Netflix has been letting me down lately.
I’m tired of the stuff it’s pushing at me. Currently, my “Naomi Is Watching” string is very long. Most of the things I’ve started, I’ve exited after about ten minutes. I can’t figure out how to delete them, or move them into obscurity. So they sit there in my face, wasting my time and patience.
The other night, I escaped the insistent string by going to TCM, where I found a movie bearing the grimace-causing title, Confessions of a Nazi Spy.
The initial oddness was the film’s date, 1939. How could a movie filmed (presumably) no later than 1938 deal with Nazi spies before WWII began and several years before Pearl Harbor pushed the U.S. out of uneasy neutrality and into the battle?
So at the start, I was thinking some of this had to be sensationalist fiction, even slightly futuristic fiction. But it’s not. In fact, the story is based on a real pre-war Nazi spy round-up by some FBI agents, even though the FBI did not then have a counter-espionage division.
I was aware that Edward G. Robinson, playing the central FBI man, and Anatole Litvak, the film’s director, were Jewish. After a trip into Wikipedia, I confirmed that so too were Paul Lukas and Francis Lederer, the actors playing two key American Nazis. And several other actors, emigrants from Europe like Lukas and Lederer, used pseudonyms because they had family in Europe, against whom Hitler could retaliate.
The excellent actor who played Goebbels chose not to be credited at all.
In one sense it’s an intimate film. The setting are small apartments, some actual New York street scenes, a beer hall, FBI and military offices. And the format, of course, meant the film came nowhere near to filling my TV. The film was a small, black-and-white square somewhere in the middle of the screen.
But Litvak also used news footage of huge Nazi rallies in Germany, and broadened the American scenes to include chilling Nazi “camp” functions, with young uniformed kids marching and saluting, and German-American Bund gatherings with loud orations and Sieg heils.
Then, as the film was being readied for release, the Nazis invaded Poland and went on. So the filmmakers added some graphics and documentary footage to the end, showing Germany sweeping into one country after another.
Yes, some of the performances in the film seem like theatrical caricatures, until mixed in with the documentary footage, when it becomes pretty clear the loud drumming and shouting were not conventions of that age’s filmmaking; they represented 1930’s reality.
Let’s get to all the comparisons to certain realities of 2021 America.
Most of the time, I’m contrarian when people draw dark comparisons between the US today and Germany in the 1930s. The conditions in the Weimar Republic, a nascent but shaky effort at a democracy, were not our conditions now.
All these dark warnings have had one salutary effect, at least on me. I’ve pulled off the shelves my Third Reich histories and have been reading about the Weimar Republic. What I’m learning is the comparisons between the two decades of Weimar and the more than 200 years of the United States are even more off than some people believe.

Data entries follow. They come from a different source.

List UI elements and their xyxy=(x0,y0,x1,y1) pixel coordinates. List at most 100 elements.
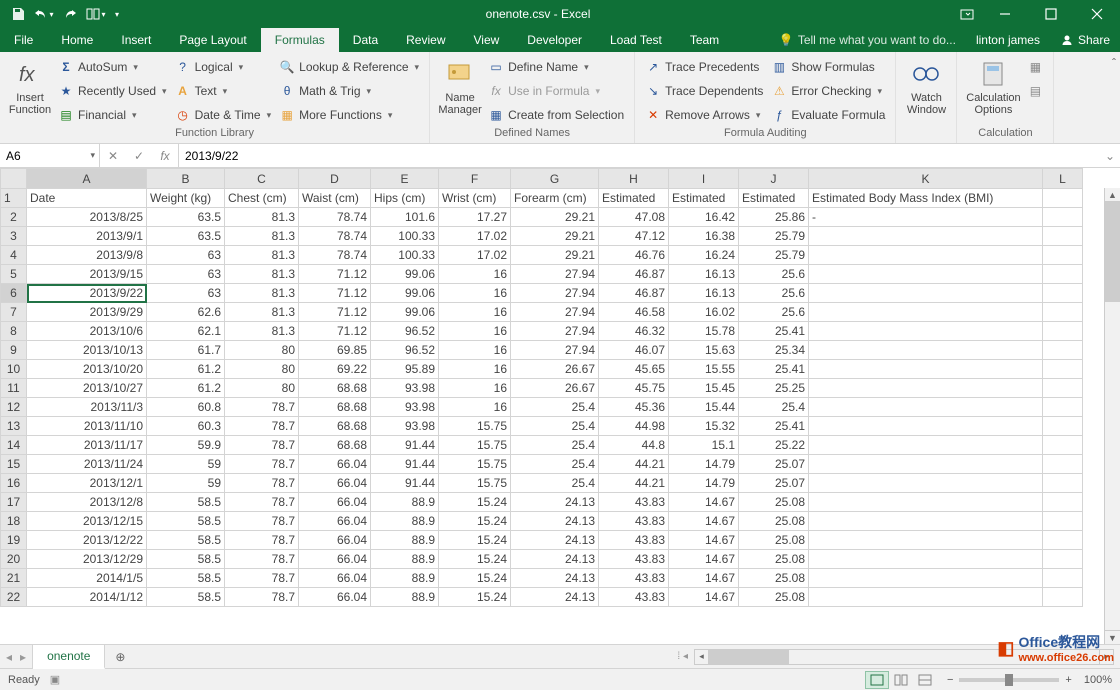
cell[interactable]: 66.04 xyxy=(299,569,371,588)
cell[interactable] xyxy=(1043,189,1083,208)
row-header-7[interactable]: 7 xyxy=(1,303,27,322)
cell[interactable]: 24.13 xyxy=(511,512,599,531)
cell[interactable]: 29.21 xyxy=(511,208,599,227)
cell[interactable]: 25.4 xyxy=(511,455,599,474)
cell[interactable]: 16.13 xyxy=(669,284,739,303)
cell[interactable]: 101.6 xyxy=(371,208,439,227)
col-header-B[interactable]: B xyxy=(147,169,225,189)
tab-file[interactable]: File xyxy=(0,28,47,52)
cell[interactable]: 81.3 xyxy=(225,322,299,341)
cell[interactable]: 14.67 xyxy=(669,531,739,550)
cell[interactable] xyxy=(1043,303,1083,322)
cell[interactable]: 25.22 xyxy=(739,436,809,455)
cell[interactable]: 58.5 xyxy=(147,531,225,550)
cell[interactable]: 2013/11/24 xyxy=(27,455,147,474)
redo-button[interactable] xyxy=(58,3,82,25)
cell[interactable]: Estimated xyxy=(669,189,739,208)
cell[interactable] xyxy=(809,588,1043,607)
trace-precedents-button[interactable]: ↗Trace Precedents xyxy=(641,56,767,78)
cell[interactable]: 66.04 xyxy=(299,455,371,474)
calc-sheet-button[interactable]: ▤ xyxy=(1023,80,1047,102)
logical-button[interactable]: ?Logical▾ xyxy=(171,56,276,78)
cell[interactable] xyxy=(809,569,1043,588)
select-all[interactable] xyxy=(1,169,27,189)
cell[interactable]: 47.12 xyxy=(599,227,669,246)
row-header-17[interactable]: 17 xyxy=(1,493,27,512)
cell[interactable] xyxy=(1043,474,1083,493)
cell[interactable]: 2013/8/25 xyxy=(27,208,147,227)
cell[interactable]: 63.5 xyxy=(147,227,225,246)
cell[interactable]: 2013/12/22 xyxy=(27,531,147,550)
cell[interactable]: 71.12 xyxy=(299,322,371,341)
row-header-1[interactable]: 1 xyxy=(1,189,27,208)
enter-button[interactable]: ✓ xyxy=(126,144,152,167)
cell[interactable]: 2013/9/22 xyxy=(27,284,147,303)
cell[interactable]: 68.68 xyxy=(299,379,371,398)
row-header-8[interactable]: 8 xyxy=(1,322,27,341)
cell[interactable]: 15.24 xyxy=(439,569,511,588)
cell[interactable]: 96.52 xyxy=(371,341,439,360)
row-header-4[interactable]: 4 xyxy=(1,246,27,265)
col-header-H[interactable]: H xyxy=(599,169,669,189)
page-break-view-button[interactable] xyxy=(913,671,937,689)
cell[interactable]: 16 xyxy=(439,284,511,303)
cell[interactable]: Forearm (cm) xyxy=(511,189,599,208)
cell[interactable] xyxy=(1043,550,1083,569)
cell[interactable]: 78.74 xyxy=(299,208,371,227)
cell[interactable]: 80 xyxy=(225,379,299,398)
cell[interactable]: 16 xyxy=(439,265,511,284)
cell[interactable]: 63 xyxy=(147,265,225,284)
cell[interactable] xyxy=(1043,569,1083,588)
cell[interactable]: 59 xyxy=(147,455,225,474)
tab-developer[interactable]: Developer xyxy=(513,28,596,52)
cell[interactable]: 71.12 xyxy=(299,284,371,303)
cell[interactable] xyxy=(809,417,1043,436)
cell[interactable]: 25.25 xyxy=(739,379,809,398)
row-header-14[interactable]: 14 xyxy=(1,436,27,455)
cell[interactable]: 80 xyxy=(225,341,299,360)
cell[interactable]: 46.32 xyxy=(599,322,669,341)
cell[interactable]: 88.9 xyxy=(371,550,439,569)
cell[interactable]: 46.76 xyxy=(599,246,669,265)
cell[interactable] xyxy=(809,360,1043,379)
close-button[interactable] xyxy=(1074,0,1120,28)
cell[interactable]: 61.7 xyxy=(147,341,225,360)
financial-button[interactable]: ▤Financial▾ xyxy=(54,104,171,126)
cell[interactable]: 17.27 xyxy=(439,208,511,227)
normal-view-button[interactable] xyxy=(865,671,889,689)
zoom-slider[interactable] xyxy=(959,678,1059,682)
cell[interactable]: 45.65 xyxy=(599,360,669,379)
name-manager-button[interactable]: Name Manager xyxy=(436,54,484,127)
chevron-down-icon[interactable]: ▾ xyxy=(90,150,95,161)
cell[interactable] xyxy=(1043,512,1083,531)
evaluate-formula-button[interactable]: ƒEvaluate Formula xyxy=(767,104,889,126)
cell[interactable]: 29.21 xyxy=(511,227,599,246)
cell[interactable]: 27.94 xyxy=(511,341,599,360)
cell[interactable]: 61.2 xyxy=(147,379,225,398)
cell[interactable]: 16 xyxy=(439,322,511,341)
trace-dependents-button[interactable]: ↘Trace Dependents xyxy=(641,80,767,102)
tab-team[interactable]: Team xyxy=(676,28,733,52)
cell[interactable]: Date xyxy=(27,189,147,208)
cell[interactable]: 24.13 xyxy=(511,588,599,607)
cell[interactable]: 81.3 xyxy=(225,246,299,265)
macro-record-button[interactable]: ▣ xyxy=(50,673,60,686)
cell[interactable]: 43.83 xyxy=(599,531,669,550)
tab-formulas[interactable]: Formulas xyxy=(261,28,339,52)
cell[interactable]: 78.74 xyxy=(299,227,371,246)
cell[interactable] xyxy=(1043,208,1083,227)
cell[interactable] xyxy=(1043,417,1083,436)
cell[interactable]: 78.7 xyxy=(225,588,299,607)
text-button[interactable]: AText▾ xyxy=(171,80,276,102)
name-box[interactable]: ▾ xyxy=(0,144,100,167)
cell[interactable]: 24.13 xyxy=(511,569,599,588)
cell[interactable]: 25.4 xyxy=(511,474,599,493)
cell[interactable]: 15.75 xyxy=(439,417,511,436)
calculation-options-button[interactable]: Calculation Options xyxy=(963,54,1023,127)
cell[interactable]: Wrist (cm) xyxy=(439,189,511,208)
cell[interactable]: 15.24 xyxy=(439,531,511,550)
cell[interactable]: 15.55 xyxy=(669,360,739,379)
cell[interactable]: 27.94 xyxy=(511,284,599,303)
row-header-9[interactable]: 9 xyxy=(1,341,27,360)
row-header-18[interactable]: 18 xyxy=(1,512,27,531)
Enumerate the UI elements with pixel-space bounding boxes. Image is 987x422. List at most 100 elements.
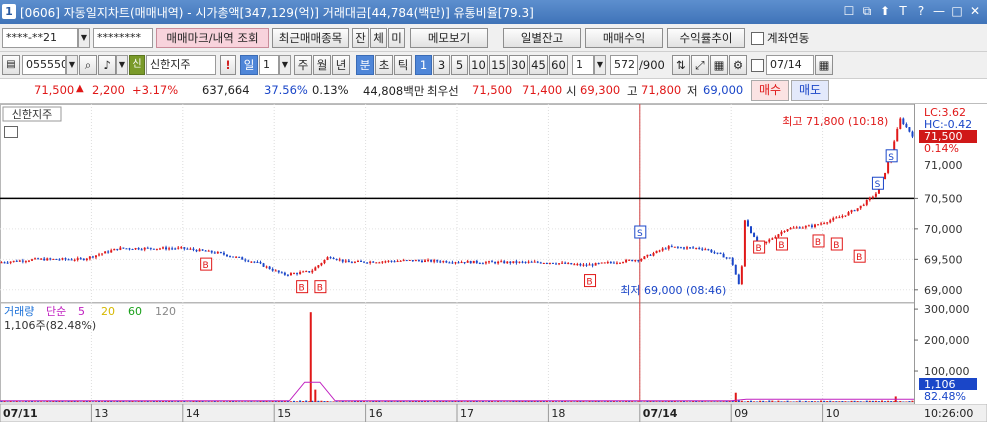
period-year-button[interactable]: 년 (332, 55, 350, 75)
stock-name-field[interactable]: 신한지주 (146, 55, 216, 75)
price-change: 2,200 (92, 83, 125, 97)
period-tick-button[interactable]: 틱 (394, 55, 412, 75)
bid-price: 71,400 (522, 83, 563, 97)
pin-icon[interactable]: ⬆ (877, 3, 893, 20)
copy-window-icon[interactable]: ⧉ (859, 3, 875, 20)
indicator-icon[interactable]: ⇅ (672, 55, 690, 75)
stock-code-input[interactable]: 055550 (22, 55, 66, 75)
chart-area[interactable]: B B B B B B B B B S S S 최고 71,800 (10:18) 최저 69,000 (… (0, 104, 987, 422)
volume-bar (101, 401, 104, 402)
period-second-button[interactable]: 초 (375, 55, 393, 75)
gear-icon[interactable]: ⚙ (729, 55, 747, 75)
price-volume-chart[interactable]: B B B B B B B B B S S S 최고 71,800 (10:18) 최저 69,000 (… (0, 104, 987, 422)
linked-account-checkbox[interactable] (751, 32, 764, 45)
trade-profit-button[interactable]: 매매수익 (585, 28, 663, 48)
help-icon[interactable]: ? (913, 3, 929, 20)
candle-body (259, 262, 262, 264)
memo-button[interactable]: 메모보기 (410, 28, 488, 48)
low-price: 69,000 (703, 83, 744, 97)
jan-button[interactable]: 잔 (352, 28, 369, 48)
candle-body (9, 261, 12, 263)
daily-balance-button[interactable]: 일별잔고 (503, 28, 581, 48)
minute-1-button[interactable]: 1 (415, 55, 432, 75)
period-num-input[interactable]: 1 (259, 55, 279, 75)
account-dropdown-icon[interactable]: ▼ (78, 28, 90, 48)
grid-icon[interactable]: ▦ (710, 55, 728, 75)
minute-5-button[interactable]: 5 (451, 55, 468, 75)
volume-bar (780, 401, 783, 402)
period-num-dropdown-icon[interactable]: ▼ (279, 55, 291, 75)
volume-bar (707, 401, 710, 402)
volume-bar (40, 401, 43, 402)
che-button[interactable]: 체 (370, 28, 387, 48)
volume-bar (719, 401, 722, 402)
minute-10-button[interactable]: 10 (469, 55, 488, 75)
candle-body (393, 261, 396, 263)
buy-button[interactable]: 매수 (751, 80, 789, 101)
code-dropdown-icon[interactable]: ▼ (66, 55, 78, 75)
candle-body (58, 259, 61, 261)
candle-body (832, 218, 835, 221)
volume-bar (771, 400, 774, 402)
candle-body (606, 262, 609, 264)
calendar-icon[interactable]: ▦ (815, 55, 833, 75)
candle-body (241, 257, 244, 260)
font-icon[interactable]: T (895, 3, 911, 20)
volume-bar (686, 401, 689, 402)
volume: 637,664 (202, 83, 250, 97)
x-axis-label: 16 (369, 407, 383, 420)
sell-button[interactable]: 매도 (791, 80, 829, 101)
minute-3-button[interactable]: 3 (433, 55, 450, 75)
chart-table-icon[interactable] (4, 126, 18, 138)
search-icon[interactable]: ⌕ (79, 55, 97, 75)
draw-tools-icon[interactable]: ⤢ (691, 55, 709, 75)
period-week-button[interactable]: 주 (294, 55, 312, 75)
speaker-icon[interactable]: ♪ (98, 55, 116, 75)
period-day-button[interactable]: 일 (240, 55, 258, 75)
count-select[interactable]: 1 (572, 55, 594, 75)
mi-button[interactable]: 미 (388, 28, 405, 48)
minute-15-button[interactable]: 15 (489, 55, 508, 75)
candle-body (887, 161, 890, 173)
volume-bar (268, 401, 271, 402)
recent-items-button[interactable]: 최근매매종목 (272, 28, 349, 48)
menu-icon[interactable]: ▤ (2, 55, 20, 75)
minute-45-button[interactable]: 45 (529, 55, 548, 75)
maximize-icon[interactable]: □ (949, 3, 965, 20)
candle-body (515, 261, 518, 263)
minute-30-button[interactable]: 30 (509, 55, 528, 75)
period-month-button[interactable]: 월 (313, 55, 331, 75)
candle-body (18, 260, 21, 262)
candle-body (308, 271, 311, 273)
count-dropdown-icon[interactable]: ▼ (594, 55, 606, 75)
candle-body (40, 258, 43, 260)
close-icon[interactable]: ✕ (967, 3, 983, 20)
candle-body (216, 252, 219, 254)
candle-body (634, 260, 637, 262)
candle-body (402, 260, 405, 262)
date-checkbox[interactable] (751, 59, 764, 72)
screen-number[interactable]: 1 (2, 4, 16, 19)
count-input[interactable]: 572 (610, 55, 638, 75)
account-select[interactable]: ****-**21 (2, 28, 78, 48)
candle-body (625, 259, 628, 263)
password-field[interactable]: ******** (93, 28, 153, 48)
trade-mark-button[interactable]: 매매마크/내역 조회 (156, 28, 269, 48)
candle-body (128, 248, 131, 250)
speaker-dropdown-icon[interactable]: ▼ (116, 55, 128, 75)
return-trend-button[interactable]: 수익률추이 (667, 28, 745, 48)
period-minute-button[interactable]: 분 (356, 55, 374, 75)
volume-bar (664, 401, 667, 402)
candle-body (6, 262, 9, 264)
candle-body (207, 250, 210, 252)
candle-body (143, 247, 146, 250)
minimize-icon[interactable]: — (931, 3, 947, 20)
candle-body (381, 261, 384, 263)
candle-body (433, 260, 436, 262)
volume-bar (189, 401, 192, 402)
window-list-icon[interactable]: ☐ (841, 3, 857, 20)
alert-icon[interactable]: ! (220, 55, 236, 75)
date-input[interactable]: 07/14 (766, 55, 814, 75)
quote-bar: 71,500 ▲ 2,200 +3.17% 637,664 37.56% 0.1… (0, 79, 987, 104)
minute-60-button[interactable]: 60 (549, 55, 568, 75)
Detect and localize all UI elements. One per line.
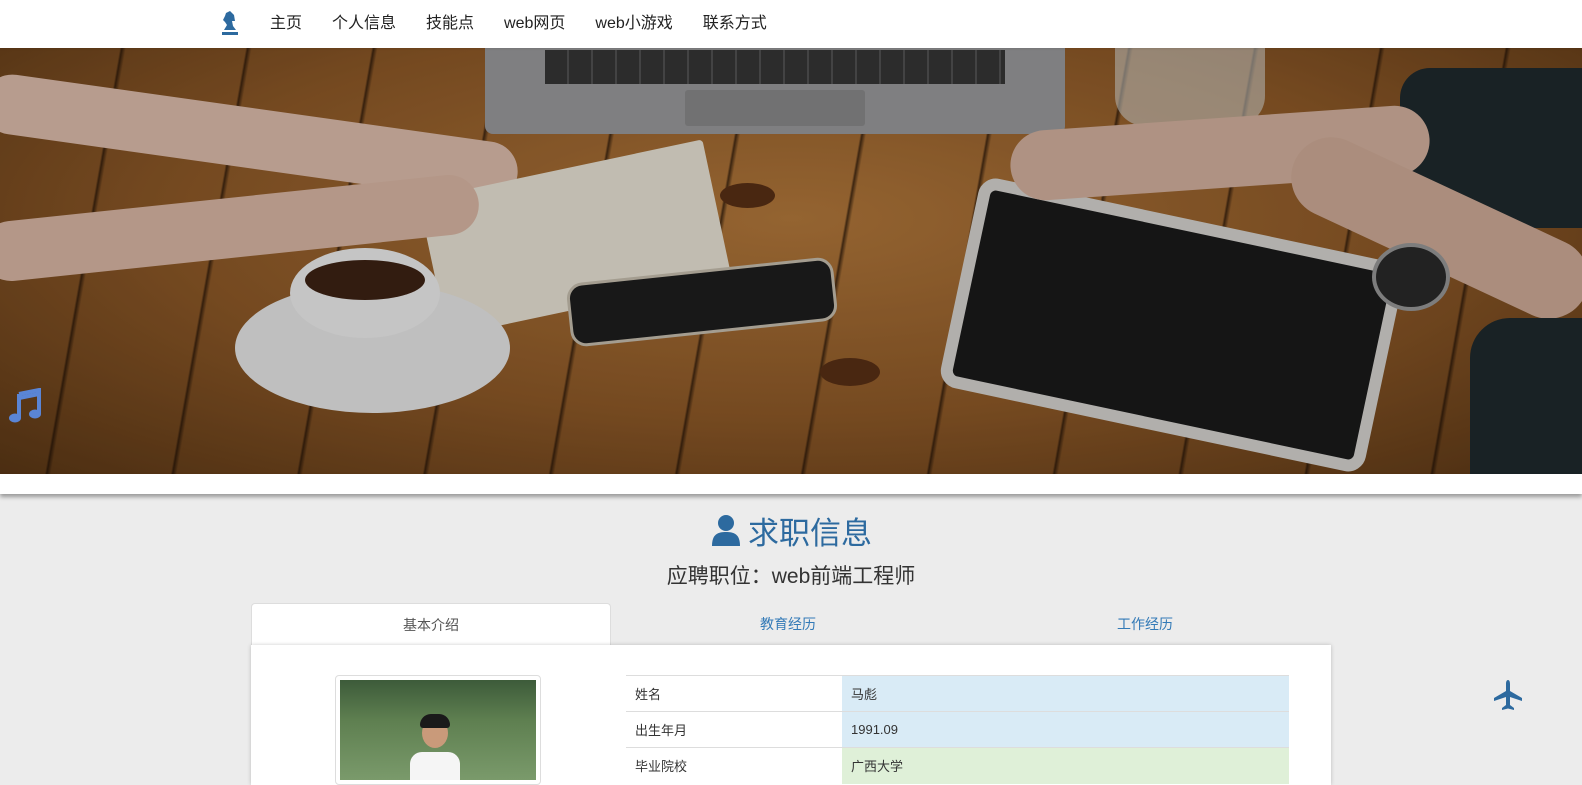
nav-item-home[interactable]: 主页 <box>255 0 317 48</box>
chess-knight-icon[interactable] <box>220 11 240 37</box>
table-cell-key: 出生年月 <box>626 711 842 748</box>
profile-photo <box>340 680 536 780</box>
info-table: 姓名 马彪 出生年月 1991.09 毕业院校 广西大学 <box>626 675 1289 784</box>
nav-menu: 主页 个人信息 技能点 web网页 web小游戏 联系方式 <box>255 0 782 48</box>
table-cell-key: 毕业院校 <box>626 747 842 784</box>
photo-person-body <box>410 752 460 780</box>
nav-item-skills[interactable]: 技能点 <box>411 0 489 48</box>
table-row: 出生年月 1991.09 <box>626 711 1289 748</box>
nav-item-web-pages[interactable]: web网页 <box>489 0 580 48</box>
hero-overlay <box>0 48 1582 474</box>
tab-bar: 基本介绍 教育经历 工作经历 <box>251 603 1331 646</box>
nav-item-contact[interactable]: 联系方式 <box>688 0 782 48</box>
job-position: 应聘职位：web前端工程师 <box>666 565 916 588</box>
table-cell-key: 姓名 <box>626 675 842 712</box>
tab-work-experience[interactable]: 工作经历 <box>965 603 1325 645</box>
table-cell-value: 马彪 <box>842 675 1289 712</box>
music-note-icon[interactable] <box>8 388 42 424</box>
tab-panel: 姓名 马彪 出生年月 1991.09 毕业院校 广西大学 <box>251 645 1331 785</box>
person-icon <box>712 515 740 546</box>
table-row: 毕业院校 广西大学 <box>626 747 1289 784</box>
table-row: 姓名 马彪 <box>626 675 1289 712</box>
tab-education[interactable]: 教育经历 <box>608 603 968 645</box>
airplane-icon[interactable] <box>1492 679 1524 711</box>
section-title-text: 求职信息 <box>748 516 872 551</box>
navbar: 主页 个人信息 技能点 web网页 web小游戏 联系方式 <box>0 0 1582 48</box>
nav-item-personal-info[interactable]: 个人信息 <box>317 0 411 48</box>
photo-person-hair <box>420 714 450 728</box>
profile-photo-frame <box>335 675 541 785</box>
nav-item-web-games[interactable]: web小游戏 <box>580 0 687 48</box>
table-cell-value: 广西大学 <box>842 747 1289 784</box>
hero-banner <box>0 48 1582 474</box>
hero-bottom-strip <box>0 474 1582 494</box>
tab-basic-intro[interactable]: 基本介绍 <box>251 603 611 646</box>
table-cell-value: 1991.09 <box>842 711 1289 748</box>
section-title: 求职信息 <box>0 508 1582 553</box>
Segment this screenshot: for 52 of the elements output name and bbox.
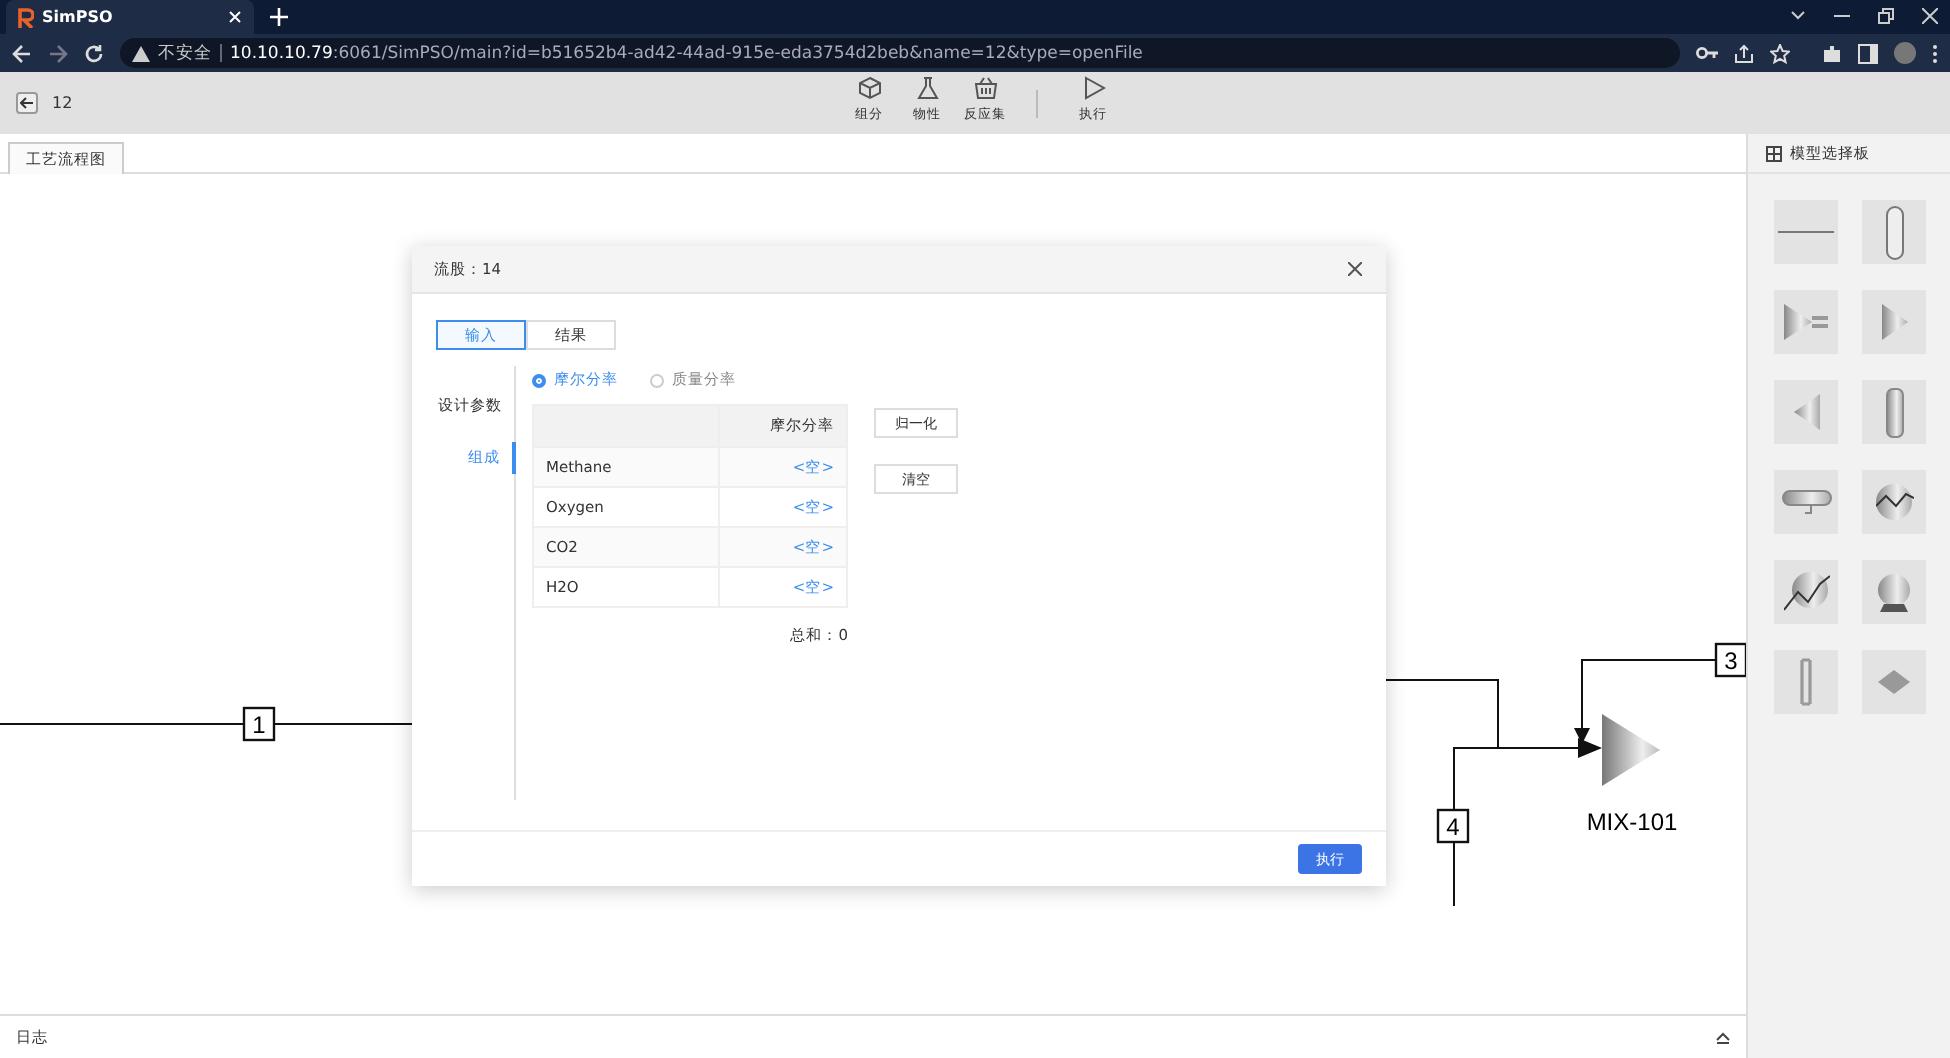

However, one repeated theme — and word — in Confessions of a Nazi Spy did grab my immediate attention: propaganda.
The word itself, as well as the import conveyed by the Nazi propaganda, acts as another sort of drumbeat throughout the film. In vehement speeches, on posters, on leaflets tossed from planes, in a scene with Goebbels, who orders an underling to disperse Nazi propaganda in America, which will thus learn that the Nazi ideals are the best way for America to go…
Propaganda.
Did Nazi propaganda work here? Did Nazi propaganda sell so many Americans — who had not been thinking this way — on the Nazi ideal, our government collapsed and a collaborationist like Quisling took power?
No. And Nazi ideology was at its most, uh, attractive, in the 1930s.
I do agree with the worriers that Goebbels-type propaganda is loud in the U.S. now, using the same lies, the same screams, the same demonizations of the same minorities, albeit via contemporary channels. And anyone who read the Mueller Report understands that a lot of this propaganda was generated by Russia.
But neither Russia nor the American crazy right has reconfigured the model, the Goebbels model, which anyone even only vaguely aware of 20th century history can dissect with half a brain. It’s the same old same old.
Whenever I think about this propaganda in the United States, I wonder how many people buy into it, are screaming for an overthrow of a democratically elected government and the installation of an autocrat who will punish all their enemies.
But the more important question to me is: how many people can be convinced of, dragged into an ideology they did not previously embrace?
And then I consider how many people reject the propaganda in favor of our pulsating diverse culture and our many centuries’ habit, long fought for, called elections.